А Олег все гладил ее руки, приподнимал ее за плечи. Губы его шевелились, он что-то говорил-говорил. А Вера жила в себе, ее открытие после года терзаний, что этот взбалмошный себялюбец, обласканный столькими женскими сердцами, совершенно чужой ей человек.
Надо просто собравшись с силами подняться и уйти навсегда из этой холостяцкой квартиры, в которой побывала ни одна особа.
«Встать и уйти» - от принятого решения ей стало легко и спокойно. Вера вновь при¬крыла глаза и теперь только услышала его голос. Он что-то спрашивал, и до нее донес¬лось - «хочешь, переезжай ко мне жить...»

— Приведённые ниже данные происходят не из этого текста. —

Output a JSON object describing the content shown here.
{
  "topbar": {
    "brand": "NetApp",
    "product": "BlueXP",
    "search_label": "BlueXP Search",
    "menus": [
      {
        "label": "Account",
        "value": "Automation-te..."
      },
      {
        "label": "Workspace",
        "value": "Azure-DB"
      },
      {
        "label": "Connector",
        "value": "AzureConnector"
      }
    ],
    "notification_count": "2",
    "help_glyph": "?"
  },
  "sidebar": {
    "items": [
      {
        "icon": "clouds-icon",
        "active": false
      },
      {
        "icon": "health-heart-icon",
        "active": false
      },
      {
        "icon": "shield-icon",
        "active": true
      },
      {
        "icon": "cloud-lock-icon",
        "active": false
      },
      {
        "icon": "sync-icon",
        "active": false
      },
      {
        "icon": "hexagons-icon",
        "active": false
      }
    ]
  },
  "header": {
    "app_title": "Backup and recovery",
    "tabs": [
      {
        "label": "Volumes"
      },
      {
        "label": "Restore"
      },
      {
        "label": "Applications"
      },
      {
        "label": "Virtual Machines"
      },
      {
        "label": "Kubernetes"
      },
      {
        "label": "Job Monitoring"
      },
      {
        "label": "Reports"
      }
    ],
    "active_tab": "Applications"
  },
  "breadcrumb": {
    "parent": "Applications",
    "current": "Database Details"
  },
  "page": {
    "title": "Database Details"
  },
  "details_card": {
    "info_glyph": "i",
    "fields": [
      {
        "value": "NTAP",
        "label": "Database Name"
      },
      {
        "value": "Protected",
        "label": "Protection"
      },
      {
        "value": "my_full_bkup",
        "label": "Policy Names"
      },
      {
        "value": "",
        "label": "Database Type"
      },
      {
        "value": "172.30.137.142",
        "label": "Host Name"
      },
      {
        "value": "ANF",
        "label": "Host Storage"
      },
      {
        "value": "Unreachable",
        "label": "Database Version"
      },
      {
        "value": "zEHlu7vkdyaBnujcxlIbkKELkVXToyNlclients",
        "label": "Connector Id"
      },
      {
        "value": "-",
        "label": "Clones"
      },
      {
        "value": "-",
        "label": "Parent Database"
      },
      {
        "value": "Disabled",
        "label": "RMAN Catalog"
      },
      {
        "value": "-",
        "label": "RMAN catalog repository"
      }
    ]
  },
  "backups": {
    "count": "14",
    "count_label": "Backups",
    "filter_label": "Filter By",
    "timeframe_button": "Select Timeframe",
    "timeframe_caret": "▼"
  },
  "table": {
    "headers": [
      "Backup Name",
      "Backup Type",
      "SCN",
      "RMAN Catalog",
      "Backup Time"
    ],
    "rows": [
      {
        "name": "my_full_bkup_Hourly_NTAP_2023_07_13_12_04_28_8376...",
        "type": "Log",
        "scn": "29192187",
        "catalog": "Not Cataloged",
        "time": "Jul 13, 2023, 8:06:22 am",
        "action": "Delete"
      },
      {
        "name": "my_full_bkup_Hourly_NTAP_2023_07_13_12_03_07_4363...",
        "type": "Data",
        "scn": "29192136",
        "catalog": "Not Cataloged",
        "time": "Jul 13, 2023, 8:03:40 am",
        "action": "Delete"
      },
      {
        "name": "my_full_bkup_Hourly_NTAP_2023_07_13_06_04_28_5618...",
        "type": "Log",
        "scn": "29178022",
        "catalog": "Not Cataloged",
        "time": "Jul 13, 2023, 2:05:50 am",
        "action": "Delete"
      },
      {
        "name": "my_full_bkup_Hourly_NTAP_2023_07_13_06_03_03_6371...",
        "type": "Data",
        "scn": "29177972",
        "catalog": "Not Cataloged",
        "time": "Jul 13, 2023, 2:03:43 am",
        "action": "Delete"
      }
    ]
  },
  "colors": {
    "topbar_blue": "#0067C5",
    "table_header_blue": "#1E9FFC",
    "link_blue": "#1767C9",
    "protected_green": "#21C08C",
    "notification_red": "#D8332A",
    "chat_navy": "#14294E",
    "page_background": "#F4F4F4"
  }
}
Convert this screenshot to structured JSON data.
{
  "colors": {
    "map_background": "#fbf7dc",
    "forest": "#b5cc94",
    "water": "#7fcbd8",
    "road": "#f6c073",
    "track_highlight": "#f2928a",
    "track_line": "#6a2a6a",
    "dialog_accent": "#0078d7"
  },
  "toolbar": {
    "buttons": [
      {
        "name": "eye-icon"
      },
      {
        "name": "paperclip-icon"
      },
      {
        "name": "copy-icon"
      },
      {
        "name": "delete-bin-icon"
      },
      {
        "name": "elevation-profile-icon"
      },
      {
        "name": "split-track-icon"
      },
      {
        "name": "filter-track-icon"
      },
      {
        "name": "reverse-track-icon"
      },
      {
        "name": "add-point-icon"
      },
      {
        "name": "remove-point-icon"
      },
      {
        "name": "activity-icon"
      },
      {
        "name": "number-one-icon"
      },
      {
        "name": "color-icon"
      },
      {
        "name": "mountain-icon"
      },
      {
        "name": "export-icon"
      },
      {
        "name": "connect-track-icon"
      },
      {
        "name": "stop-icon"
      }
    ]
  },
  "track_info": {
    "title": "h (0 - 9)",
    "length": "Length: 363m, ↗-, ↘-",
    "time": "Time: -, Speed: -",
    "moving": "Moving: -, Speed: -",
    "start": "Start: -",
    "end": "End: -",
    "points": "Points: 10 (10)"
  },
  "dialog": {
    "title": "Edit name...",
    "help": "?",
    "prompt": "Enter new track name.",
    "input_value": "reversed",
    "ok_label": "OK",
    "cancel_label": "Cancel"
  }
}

Странно то, что он этого не хотел, боялся Вериных слез. Вера улыбнулась, осторожно спустила ноги на пушистый ковер. Да, жил Олег роскошно. Был директором супермаркета. Что только не водилось у него: и икоркой баловал, и первоклассным балычком, всякими заморскими угощениями. Сам не пил, но напитки строем стояли в баре и умиляли хозяина своей пышностью. «Ох, слава богу, отошла Веруня, сейчас я живо сооружу, и мы с тобой кутнем, а? – лукаво подмигнул он и засуетился у столика. Сейчас подкатит его к ее коленям, как это и бывало (любит шик), обведет рукой - «мол, видишь, как стараюсь для тебя, ничего не жалея - цени» -и ловко плеснет в рюмки коньячку. Потом залюбуется звоном хрусталя, выпьет, откинет мизинец и возьмет тонкий ломтик белого хлеба с икрой, тщательно пережевывая откушенный кусочек. Метнет победный взгляд - «вот какой я, а?»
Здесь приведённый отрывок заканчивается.